Но я сильнее, чем кажусь. Стоило мне оказаться в кольце его рук, услышать его голос, мягкий, успокаивающий, полный сопереживания и любви, как страх и тревога отступили в самый дальний уголок моего сознания.

Зато проснулась рассудительность. Стоять посреди улицы, почти в центре города, и обниматься с наследником Пресветлого Владыки, да еще и женатым, — явно перебор. Даже если я и считаюсь его наставницей. Тем более если считаюсь его наставницей.

Но мне так не хотелось терять это ощущение покоя и близости…

Пусть думают, что хотят! Мне нужен этот павший и мне безразлично, кому мое поведение может причинить боль. Видят боги, мне сейчас тоже больно!

— Пойдем ко мне, — тихо попросила я, и столько истинной мольбы прозвучало в моем голосе, что я сама удивилась.
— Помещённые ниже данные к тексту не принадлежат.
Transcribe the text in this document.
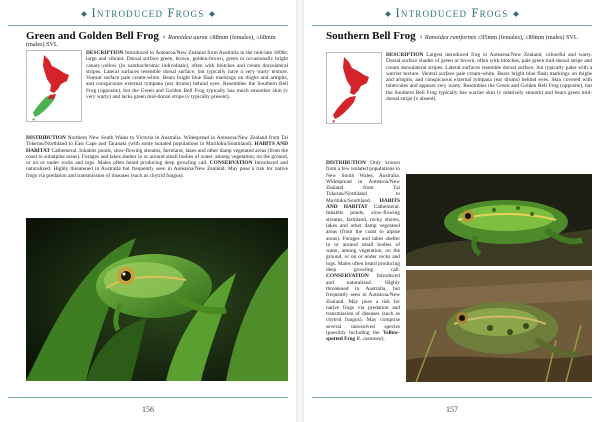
Introduced Frogs
Green and Golden Bell Frog ♀ Ranoidea aurea ≤88mm (females), ≤68mm (males) SVL
DESCRIPTION Introduced to Aotearoa/New Zealand from Australia in the mid-late 1800s; large and vibrant. Dorsal surface green, brown, golden-brown, green or occasionally bright canary-yellow (in xanthochromic individuals), often with blotches and cream dorsolateral stripes. Lateral surfaces resemble dorsal surface, but typically have a very warty texture. Ventral surface pale cream-white. Bears bright blue flash markings on thighs and armpits, and conspicuous external tympana (ear drums) behind eyes. Resembles the Southern Bell Frog (opposite), but the Green and Golden Bell Frog typically has much smoother skin (v very warty) and lacks green mid-dorsal stripe (v typically present).
DISTRIBUTION Northern New South Wales to Victoria in Australia. Widespread in Aotearoa/New Zealand from Tai Tokerau/Northland to East Cape and Taranaki (with some isolated populations in Murihiku/Southland). HABITS AND HABITAT Cathemeral. Inhabits ponds, slow-flowing streams, farmland, lakes and other damp vegetated areas (from the coast to subalpine areas). Forages and takes shelter in or around small bodies of water, among vegetation, on the ground, or on or under rocks and logs. Males often heard producing deep growling call. CONSERVATION Introduced and naturalized. Highly threatened in Australia but frequently seen in Aotearoa/New Zealand. May pose a risk for native frogs via predation and transmission of diseases (such as chytrid fungus).
156
Introduced Frogs
Southern Bell Frog ♀ Ranoidea raniformis ≤95mm (females), ≤80mm (males) SVL
DESCRIPTION Largest introduced frog in Aotearoa/New Zealand, colourful and warty. Dorsal surface shades of green or brown, often with blotches, pale green mid-dorsal stripe and cream dorsolateral stripes. Lateral surfaces resemble dorsal surface, but typically paler with a warrier texture. Ventral surface pale cream-white. Bears bright blue flash markings on thighs and armpits, and conspicuous external tympana (ear drums) behind eyes. Skin covered with tubercules and appears very warty. Resembles the Green and Golden Bell Frog (opposite), but the Southern Bell Frog typically has warrier skin (v relatively smooth) and bears green mid-dorsal stripe (v absent).
DISTRIBUTION Only known from a few isolated populations in New South Wales, Australia. Widespread in Aotearoa/New Zealand from Tai Tokerau/Northland to Murihiku/Southland. HABITS AND HABITAT Cathemeral. Inhabits ponds, slow-flowing streams, farmland, rocky shores, lakes and other damp vegetated areas (from the coast to alpine areas). Forages and takes shelter in or around small bodies of water, among vegetation, on the ground, or on or under rocks and logs. Males often heard producing deep growling call. CONSERVATION Introduced and naturalized. Highly threatened in Australia, but frequently seen in Aotearoa/New Zealand. May pose a risk for native frogs via predation and transmission of diseases (such as chytrid fungus). May comprise several unresolved species (possibly including the Yellow-spotted Frog R. castanea).
157
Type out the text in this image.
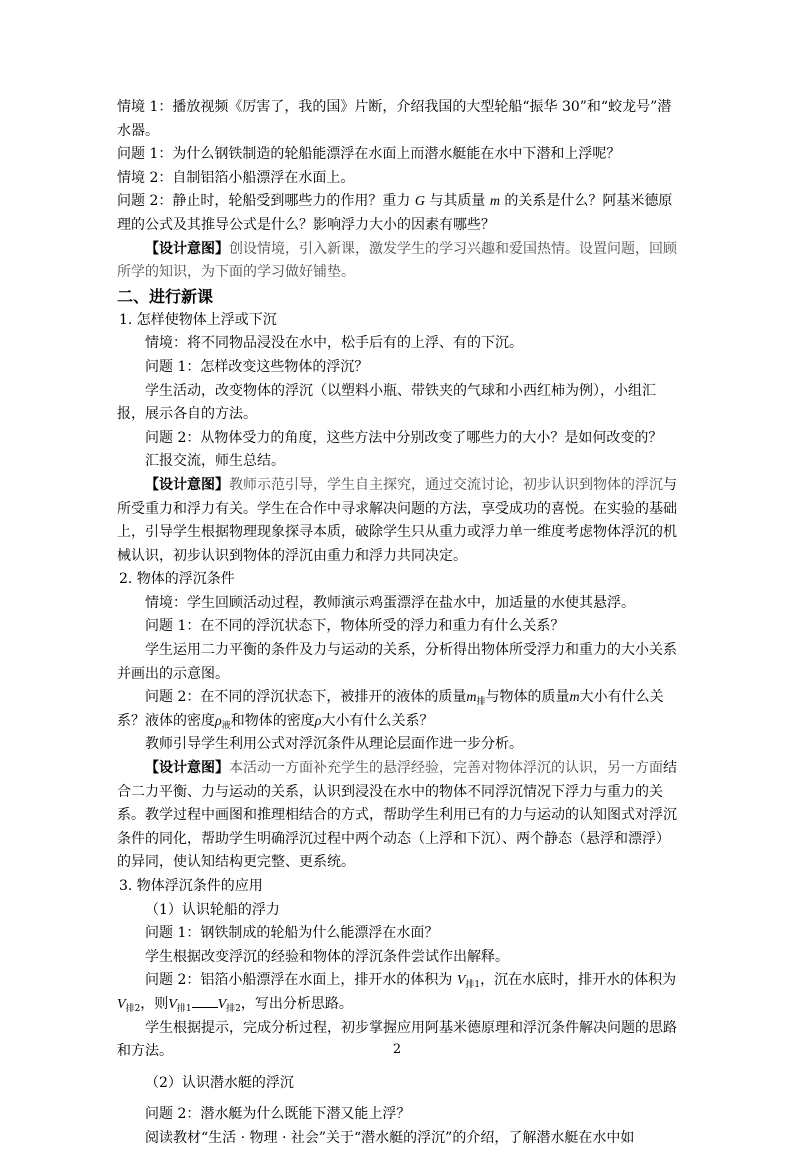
情境 1：播放视频《厉害了，我的国》片断，介绍我国的大型轮船“振华 30”和“蛟龙号”潜水器。

问题 1：为什么钢铁制造的轮船能漂浮在水面上而潜水艇能在水中下潜和上浮呢？

情境 2：自制铝箔小船漂浮在水面上。

问题 2：静止时，轮船受到哪些力的作用？重力 G 与其质量 m 的关系是什么？阿基米德原理的公式及其推导公式是什么？影响浮力大小的因素有哪些？

【设计意图】创设情境，引入新课，激发学生的学习兴趣和爱国热情。设置问题，回顾所学的知识，为下面的学习做好铺垫。

二、进行新课

1. 怎样使物体上浮或下沉

情境：将不同物品浸没在水中，松手后有的上浮、有的下沉。

问题 1：怎样改变这些物体的浮沉？

学生活动，改变物体的浮沉（以塑料小瓶、带铁夹的气球和小西红柿为例），小组汇报，展示各自的方法。

问题 2：从物体受力的角度，这些方法中分别改变了哪些力的大小？是如何改变的？

汇报交流，师生总结。

【设计意图】教师示范引导，学生自主探究，通过交流讨论，初步认识到物体的浮沉与所受重力和浮力有关。学生在合作中寻求解决问题的方法，享受成功的喜悦。在实验的基础上，引导学生根据物理现象探寻本质，破除学生只从重力或浮力单一维度考虑物体浮沉的机械认识，初步认识到物体的浮沉由重力和浮力共同决定。

2. 物体的浮沉条件

情境：学生回顾活动过程，教师演示鸡蛋漂浮在盐水中，加适量的水使其悬浮。

问题 1：在不同的浮沉状态下，物体所受的浮力和重力有什么关系？

学生运用二力平衡的条件及力与运动的关系，分析得出物体所受浮力和重力的大小关系并画出的示意图。

问题 2：在不同的浮沉状态下，被排开的液体的质量$m_排$与物体的质量m大小有什么关系？液体的密度$\rho_液$和物体的密度ρ大小有什么关系？

教师引导学生利用公式对浮沉条件从理论层面作进一步分析。

【设计意图】本活动一方面补充学生的悬浮经验，完善对物体浮沉的认识，另一方面结合二力平衡、力与运动的关系，认识到浸没在水中的物体不同浮沉情况下浮力与重力的关系。教学过程中画图和推理相结合的方式，帮助学生利用已有的力与运动的认知图式对浮沉条件的同化，帮助学生明确浮沉过程中两个动态（上浮和下沉）、两个静态（悬浮和漂浮）的异同，使认知结构更完整、更系统。

3. 物体浮沉条件的应用

（1）认识轮船的浮力

问题 1：钢铁制成的轮船为什么能漂浮在水面？

学生根据改变浮沉的经验和物体的浮沉条件尝试作出解释。

问题 2：铝箔小船漂浮在水面上，排开水的体积为 $V_{排1}$，沉在水底时，排开水的体积为 $V_{排2}$，则$V_{排1}$ $V_{排2}$，写出分析思路。

学生根据提示，完成分析过程，初步掌握应用阿基米德原理和浮沉条件解决问题的思路和方法。

（2）认识潜水艇的浮沉

问题 2：潜水艇为什么既能下潜又能上浮？

阅读教材“生活 · 物理 · 社会”关于“潜水艇的浮沉”的介绍，了解潜水艇在水中如

2
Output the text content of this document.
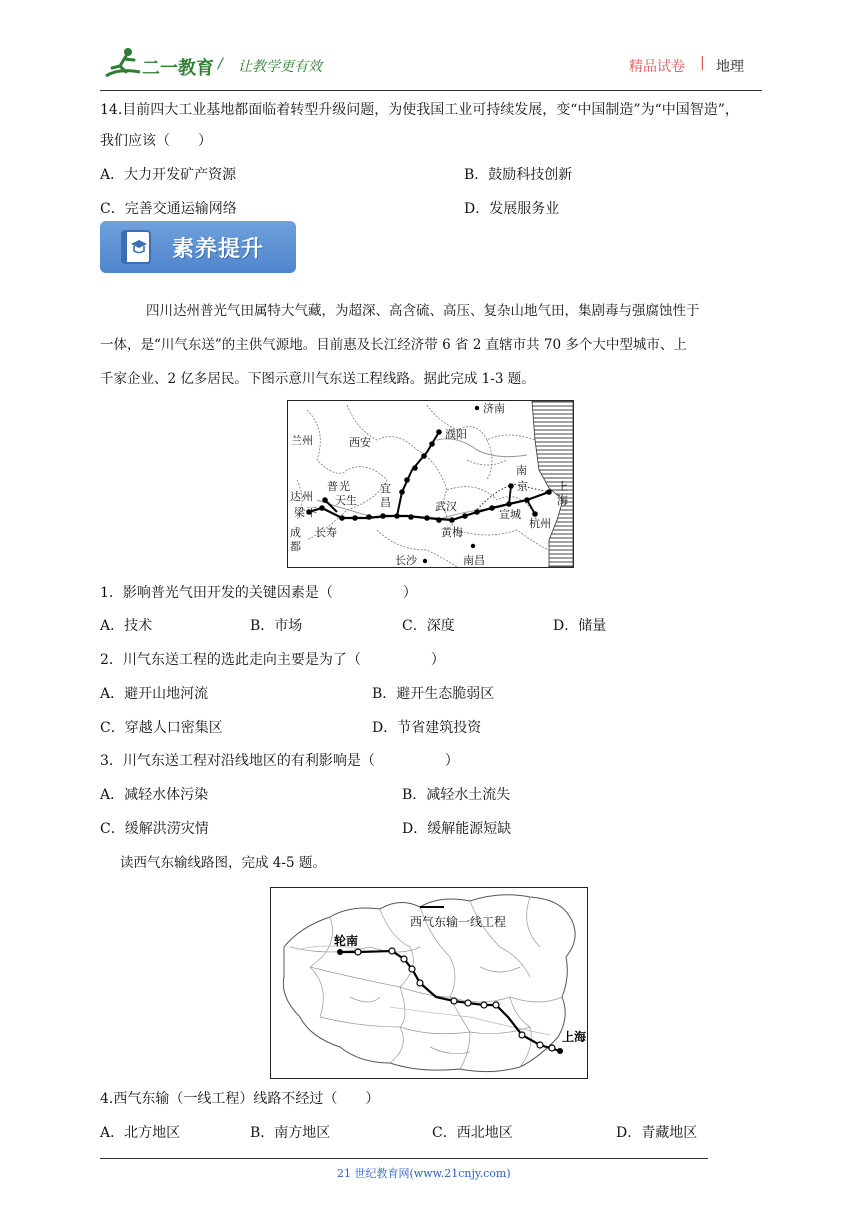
二一教育 / 让教学更有效	精品试卷 | 地理
14.目前四大工业基地都面临着转型升级问题，为使我国工业可持续发展，变“中国制造”为“中国智造”，
我们应该（　　）
A．大力开发矿产资源	B．鼓励科技创新
C．完善交通运输网络	D．发展服务业
素养提升
四川达州普光气田属特大气藏，为超深、高含硫、高压、复杂山地气田，集剧毒与强腐蚀性于
一体，是“川气东送”的主供气源地。目前惠及长江经济带 6 省 2 直辖市共 70 多个大中型城市、上
千家企业、2 亿多居民。下图示意川气东送工程线路。据此完成 1-3 题。
济南
兰州	西安
濮阳
普 光
天生
达 州
梁 平
成
都
宜
昌	武汉
南
京	上
海
宣城
杭州
长寿	黄梅
长沙	南昌
1．影响普光气田开发的关键因素是（　　　　　）
A．技术	B．市场	C．深度	D．储量
2．川气东送工程的选此走向主要是为了（　　　　　）
A．避开山地河流	B．避开生态脆弱区
C．穿越人口密集区	D．节省建筑投资
3．川气东送工程对沿线地区的有利影响是（　　　　　）
A．减轻水体污染	B．减轻水土流失
C．缓解洪涝灾情	D．缓解能源短缺
读西气东输线路图，完成 4-5 题。
西气东输一线工程
轮南
上海
4.西气东输（一线工程）线路不经过（　　）
A．北方地区	B．南方地区	C．西北地区	D．青藏地区
21 世纪教育网(www.21cnjy.com)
Хэл растеряно посмотрел на меня, но потом, словно что-то прочтя в моем взгляде, нежно скользнул по моим губам своими, скорее только обозначая поцелуй, чем целуя всерьез. Но я ответила. И пусть это глупо, пусть опрометчиво — в бездну разум и тактичность! Мне безразлично мнение этих остроухих господ и на их этикет мне плевать. Я просто хочу быть рядом с этим невыносимым богом, который однажды зачем-то позволил себя осудить.